Democrats in the US have been calling President Obama’s recourse to Executive Orders for pushing a key social policy change (minimum wage rise) a case of “leading by example”. It so happens that across the Atlantic, leading by example comes packaged as a well-worn policy tool rather specialized for a fiddly problem in a very different policy area, namely the environment.
European governments would like businesses to be more environmentally responsible, some being of course more enthusiastic than others. The industries at the receiving end, however, are equally reluctant everywhere.
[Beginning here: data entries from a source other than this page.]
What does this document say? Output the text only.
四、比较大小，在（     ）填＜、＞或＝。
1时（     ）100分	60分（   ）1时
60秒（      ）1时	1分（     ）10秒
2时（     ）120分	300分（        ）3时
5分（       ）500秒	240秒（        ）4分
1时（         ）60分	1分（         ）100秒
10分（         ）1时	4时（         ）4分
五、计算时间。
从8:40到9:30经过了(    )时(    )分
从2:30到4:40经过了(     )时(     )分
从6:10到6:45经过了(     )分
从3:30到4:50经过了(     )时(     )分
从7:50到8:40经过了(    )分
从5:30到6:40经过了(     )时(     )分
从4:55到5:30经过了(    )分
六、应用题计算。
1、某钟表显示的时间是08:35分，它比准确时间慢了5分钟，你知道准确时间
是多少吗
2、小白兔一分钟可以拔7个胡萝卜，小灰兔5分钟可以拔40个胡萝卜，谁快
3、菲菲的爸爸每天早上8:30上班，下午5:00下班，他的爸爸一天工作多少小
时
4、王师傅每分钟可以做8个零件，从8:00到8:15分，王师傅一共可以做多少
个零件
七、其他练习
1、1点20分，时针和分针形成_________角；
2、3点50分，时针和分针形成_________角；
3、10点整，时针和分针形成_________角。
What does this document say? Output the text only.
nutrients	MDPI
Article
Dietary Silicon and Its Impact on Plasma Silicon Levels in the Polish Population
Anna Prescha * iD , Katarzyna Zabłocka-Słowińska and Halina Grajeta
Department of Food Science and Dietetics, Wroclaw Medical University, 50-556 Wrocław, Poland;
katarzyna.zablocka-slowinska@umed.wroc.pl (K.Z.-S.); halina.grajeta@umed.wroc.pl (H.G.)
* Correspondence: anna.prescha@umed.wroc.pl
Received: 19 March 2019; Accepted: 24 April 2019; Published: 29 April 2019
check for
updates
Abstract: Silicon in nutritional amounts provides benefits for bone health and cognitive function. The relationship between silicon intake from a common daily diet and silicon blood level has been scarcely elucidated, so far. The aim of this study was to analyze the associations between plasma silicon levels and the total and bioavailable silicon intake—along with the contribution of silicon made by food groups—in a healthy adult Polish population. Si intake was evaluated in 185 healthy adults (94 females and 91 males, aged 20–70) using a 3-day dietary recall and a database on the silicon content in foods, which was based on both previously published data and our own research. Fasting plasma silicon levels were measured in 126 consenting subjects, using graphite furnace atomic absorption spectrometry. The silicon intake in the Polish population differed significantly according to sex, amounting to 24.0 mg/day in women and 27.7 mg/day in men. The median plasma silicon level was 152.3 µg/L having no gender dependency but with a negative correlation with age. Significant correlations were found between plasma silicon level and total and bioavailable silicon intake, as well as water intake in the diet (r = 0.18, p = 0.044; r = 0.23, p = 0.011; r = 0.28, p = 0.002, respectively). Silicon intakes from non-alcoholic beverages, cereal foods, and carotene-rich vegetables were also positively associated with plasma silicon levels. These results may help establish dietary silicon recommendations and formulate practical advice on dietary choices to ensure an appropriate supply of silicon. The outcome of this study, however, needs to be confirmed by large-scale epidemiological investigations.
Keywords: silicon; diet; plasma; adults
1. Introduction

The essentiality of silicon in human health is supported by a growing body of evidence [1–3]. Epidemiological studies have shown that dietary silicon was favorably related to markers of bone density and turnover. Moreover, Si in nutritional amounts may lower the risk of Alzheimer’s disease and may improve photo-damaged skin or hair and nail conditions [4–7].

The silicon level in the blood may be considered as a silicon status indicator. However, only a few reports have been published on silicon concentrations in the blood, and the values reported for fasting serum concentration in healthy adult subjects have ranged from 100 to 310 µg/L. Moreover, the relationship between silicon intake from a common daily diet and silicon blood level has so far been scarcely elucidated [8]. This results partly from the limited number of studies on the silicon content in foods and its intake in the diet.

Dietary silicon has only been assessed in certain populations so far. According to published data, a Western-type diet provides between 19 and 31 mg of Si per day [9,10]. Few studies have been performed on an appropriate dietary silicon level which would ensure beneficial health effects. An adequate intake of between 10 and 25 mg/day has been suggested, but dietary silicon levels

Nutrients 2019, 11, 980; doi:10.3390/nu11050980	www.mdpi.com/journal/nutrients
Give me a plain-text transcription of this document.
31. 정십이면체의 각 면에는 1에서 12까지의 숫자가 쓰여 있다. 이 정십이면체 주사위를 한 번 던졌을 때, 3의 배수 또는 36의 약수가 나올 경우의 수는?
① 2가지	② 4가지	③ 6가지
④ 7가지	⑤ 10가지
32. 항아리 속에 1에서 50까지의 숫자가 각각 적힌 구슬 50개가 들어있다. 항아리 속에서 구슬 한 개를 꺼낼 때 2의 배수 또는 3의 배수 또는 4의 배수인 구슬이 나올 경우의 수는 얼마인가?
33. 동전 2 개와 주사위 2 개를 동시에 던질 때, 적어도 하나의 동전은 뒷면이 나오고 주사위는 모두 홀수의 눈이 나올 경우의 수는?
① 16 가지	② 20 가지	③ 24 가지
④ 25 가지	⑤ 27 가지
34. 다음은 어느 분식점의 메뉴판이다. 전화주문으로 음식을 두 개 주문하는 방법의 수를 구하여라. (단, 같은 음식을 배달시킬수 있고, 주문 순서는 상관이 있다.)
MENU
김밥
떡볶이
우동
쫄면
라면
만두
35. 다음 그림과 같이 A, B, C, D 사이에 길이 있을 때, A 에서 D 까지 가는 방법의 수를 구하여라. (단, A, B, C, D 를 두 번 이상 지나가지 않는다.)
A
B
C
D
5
Faced with their citing of legitimate economic and technological constraints to meeting the high aspirational environmental standards, the EU decided a while ago that it was best to lead by example. “Charity begins at home” might be another maxim to characterize the principle. And in Europe, it is a large home. Public procurement is a sizable chunk of the market across Europe – about 16 per cent of the GDP for the Union; higher in some countries.
There are obvious legal hurdles to individual governments being seen as playing favourites towards what they deem are more environmentally conscious firms. It is easier for distant Brussels to set European standards for public procurement as guidance for all members. Quality standards are the norm for public tenders. Adding on environmental criteria makes for “Green Public Procurement”. The Union can thus champion pioneers of environmentally superior technology and the firms like it because they are rewarded for their efforts with substantially-sized orders. That also effectively covers the risk for them to dip toes and assess the wider market.
President Obama’s State of the Union strategy amounts to public procurement of better Social Policy. He hopes the Executive Order will provide the initial spark that will ripple across to the wider market as employers note the effects. While in Sweden the government uses pre-commercial technology procurement to push the envelope on environmental technology farther than is feasible under the current product market conditions, in the US the Executive Order will be used to shore up a minimum wage at a level that might not be considered otherwise, to foster a gradual shift in the labour market.
But what a contrast across the two sides of the Atlantic!
On one side, the government’s share of the market pie is leveraged to bring businesses to the table. It is the carrot. Not quite the same as the last resort to thwart an intransigent antagonist as West of the ocean. Even less similar, the “other” in the US is within the government. Lastly, in Europe, the tool is used to court the other party to negotiate a more permanent deal. In the US, the tool is whipped out after all the regular deal-making has amounted to nothing or when existing deals have fallen through.
The contrasting use of a very similar stratagem makes an illuminating point about governance. A polarized two-party system begins to resemble games that governments in other systems play with non-government players. In the non-US forms of democracy, governments distinguish between insiders and outsiders. Might the US executive and the legislature learn more ideas by observing other governments’ dealings with regulated non-state parties? And conversely, might European governments pay more attention to American antics to garner pearls of stratagems to sell regulation?